In another move aimed at easing requirements, the SEC commissioners proposed rolling back a mandated program phasing in shorter deadlines for companies of all sizes for filing quarterly and annual financial reports.

It was the SEC’s first public meeting presided over by Chairman Christopher Cox, whom President Bush chose in June to lead the agency after the surprise resignation of then-chairman William Donaldson. Cox, a free-market conservative and former securities lawyer who was in Congress for 16 years as a California Republican, left the House to assume the SEC job last month.

He has walked a delicate line, stressing the importance of protecting investors while remaining neutral on controversial regulatory issues. Cox has said he would not allow enforcement by the SEC to slacken.

Wednesday’s move by the regulators giving smaller companies an additional reprieve “in no way reflects any desire to back away” from the requirements of the Sarbanes-Oxley law, Cox said before the vote.

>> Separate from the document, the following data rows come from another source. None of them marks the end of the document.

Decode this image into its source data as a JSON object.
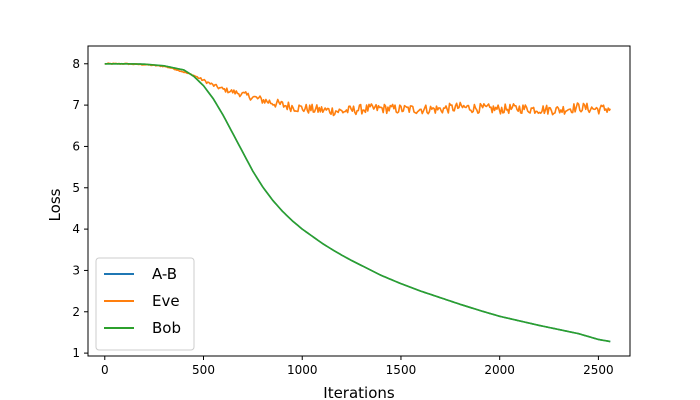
{
  "chart_data": {
    "type": "line",
    "title": "",
    "xlabel": "Iterations",
    "ylabel": "Loss",
    "xlim": [
      -85,
      2660
    ],
    "ylim": [
      0.93,
      8.43
    ],
    "xticks": [
      0,
      500,
      1000,
      1500,
      2000,
      2500
    ],
    "yticks": [
      1,
      2,
      3,
      4,
      5,
      6,
      7,
      8
    ],
    "grid": false,
    "legend_position": "lower-left",
    "x_max": 2560,
    "series": [
      {
        "name": "A-B",
        "color": "#1f77b4",
        "points": [
          [
            0,
            8.0
          ],
          [
            100,
            8.0
          ],
          [
            200,
            7.99
          ],
          [
            300,
            7.95
          ],
          [
            400,
            7.85
          ],
          [
            450,
            7.7
          ],
          [
            500,
            7.47
          ],
          [
            550,
            7.15
          ],
          [
            600,
            6.75
          ],
          [
            650,
            6.3
          ],
          [
            700,
            5.85
          ],
          [
            750,
            5.4
          ],
          [
            800,
            5.02
          ],
          [
            850,
            4.7
          ],
          [
            900,
            4.43
          ],
          [
            950,
            4.2
          ],
          [
            1000,
            4.0
          ],
          [
            1050,
            3.83
          ],
          [
            1100,
            3.66
          ],
          [
            1150,
            3.51
          ],
          [
            1200,
            3.37
          ],
          [
            1250,
            3.24
          ],
          [
            1300,
            3.12
          ],
          [
            1400,
            2.88
          ],
          [
            1500,
            2.68
          ],
          [
            1600,
            2.5
          ],
          [
            1700,
            2.34
          ],
          [
            1800,
            2.18
          ],
          [
            1900,
            2.03
          ],
          [
            2000,
            1.89
          ],
          [
            2100,
            1.78
          ],
          [
            2200,
            1.67
          ],
          [
            2300,
            1.57
          ],
          [
            2400,
            1.47
          ],
          [
            2500,
            1.33
          ],
          [
            2560,
            1.28
          ]
        ]
      },
      {
        "name": "Eve",
        "color": "#ff7f0e",
        "noise": 0.12,
        "points": [
          [
            0,
            8.0
          ],
          [
            100,
            8.0
          ],
          [
            200,
            7.98
          ],
          [
            300,
            7.94
          ],
          [
            350,
            7.88
          ],
          [
            400,
            7.8
          ],
          [
            450,
            7.72
          ],
          [
            500,
            7.6
          ],
          [
            550,
            7.48
          ],
          [
            600,
            7.38
          ],
          [
            700,
            7.26
          ],
          [
            800,
            7.12
          ],
          [
            900,
            7.0
          ],
          [
            1000,
            6.92
          ],
          [
            1100,
            6.88
          ],
          [
            1200,
            6.85
          ],
          [
            1300,
            6.9
          ],
          [
            1400,
            6.92
          ],
          [
            1500,
            6.9
          ],
          [
            1600,
            6.9
          ],
          [
            1700,
            6.9
          ],
          [
            1800,
            6.95
          ],
          [
            1900,
            6.92
          ],
          [
            2000,
            6.9
          ],
          [
            2100,
            6.92
          ],
          [
            2200,
            6.9
          ],
          [
            2300,
            6.88
          ],
          [
            2400,
            6.95
          ],
          [
            2500,
            6.9
          ],
          [
            2560,
            6.92
          ]
        ]
      },
      {
        "name": "Bob",
        "color": "#2ca02c",
        "points": [
          [
            0,
            8.0
          ],
          [
            100,
            8.0
          ],
          [
            200,
            7.99
          ],
          [
            300,
            7.95
          ],
          [
            400,
            7.85
          ],
          [
            450,
            7.7
          ],
          [
            500,
            7.47
          ],
          [
            550,
            7.15
          ],
          [
            600,
            6.75
          ],
          [
            650,
            6.3
          ],
          [
            700,
            5.85
          ],
          [
            750,
            5.4
          ],
          [
            800,
            5.02
          ],
          [
            850,
            4.7
          ],
          [
            900,
            4.43
          ],
          [
            950,
            4.2
          ],
          [
            1000,
            4.0
          ],
          [
            1050,
            3.83
          ],
          [
            1100,
            3.66
          ],
          [
            1150,
            3.51
          ],
          [
            1200,
            3.37
          ],
          [
            1250,
            3.24
          ],
          [
            1300,
            3.12
          ],
          [
            1400,
            2.88
          ],
          [
            1500,
            2.68
          ],
          [
            1600,
            2.5
          ],
          [
            1700,
            2.34
          ],
          [
            1800,
            2.18
          ],
          [
            1900,
            2.03
          ],
          [
            2000,
            1.89
          ],
          [
            2100,
            1.78
          ],
          [
            2200,
            1.67
          ],
          [
            2300,
            1.57
          ],
          [
            2400,
            1.47
          ],
          [
            2500,
            1.33
          ],
          [
            2560,
            1.28
          ]
        ]
      }
    ]
  }
}
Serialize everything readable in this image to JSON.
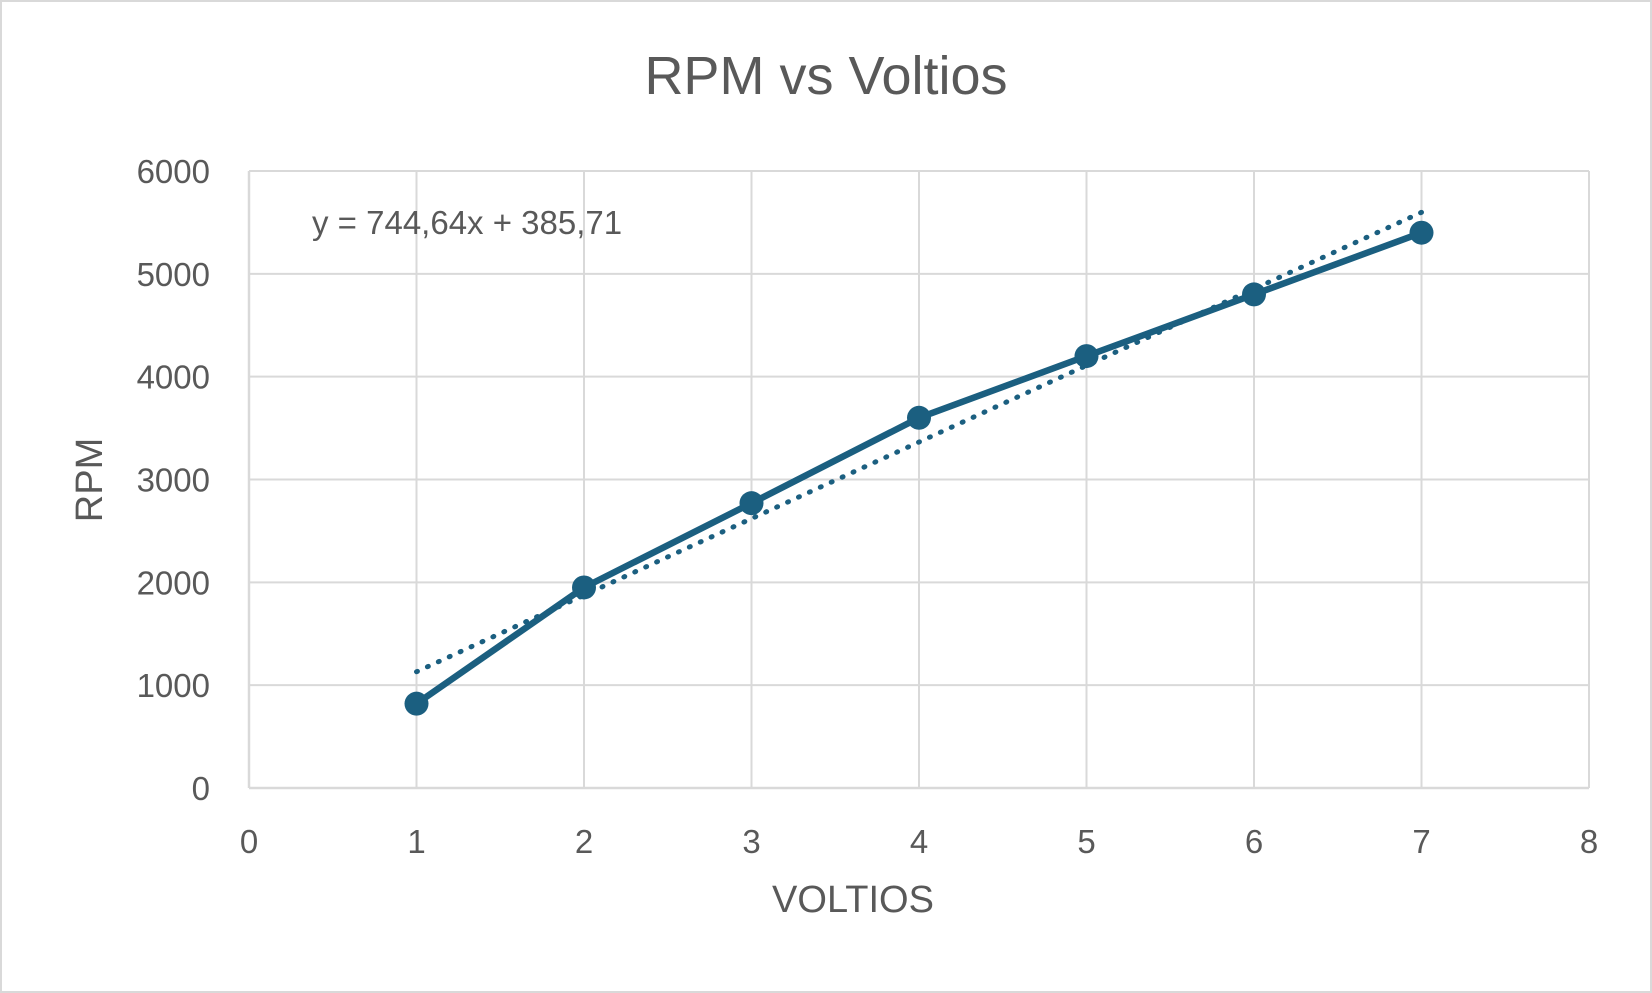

The SEC already in March gave smaller companies, defined as having a market value of up to $75 million, a one-year delay in complying with the internal controls rule.

Smaller companies have complained about the impact of the law enacted at the height of the scandals that ensnared Enron Corp., WorldCom Inc. and other big corporations, saying it is too costly and difficult to comply.

Last December, the SEC set up an advisory committee to help it understand how smaller public companies are being affected by the anti-fraud law and securities laws. The panel recently recommended an additional year’s delay for the internal controls rule.

The SEC also has considered possible revisions to the anti-fraud law itself.

In May, the SEC issued guidelines that allow flexibility for companies of all sizes in implementing key provisions of the law.

Wednesday’s meeting also was the first SEC public meeting in which Commissioner Annette Nazareth participated. Nazareth, who was the director of market regulation at the agency, also was recently named by Bush — in this case to fill one of two Democratic slots on the five-member commission.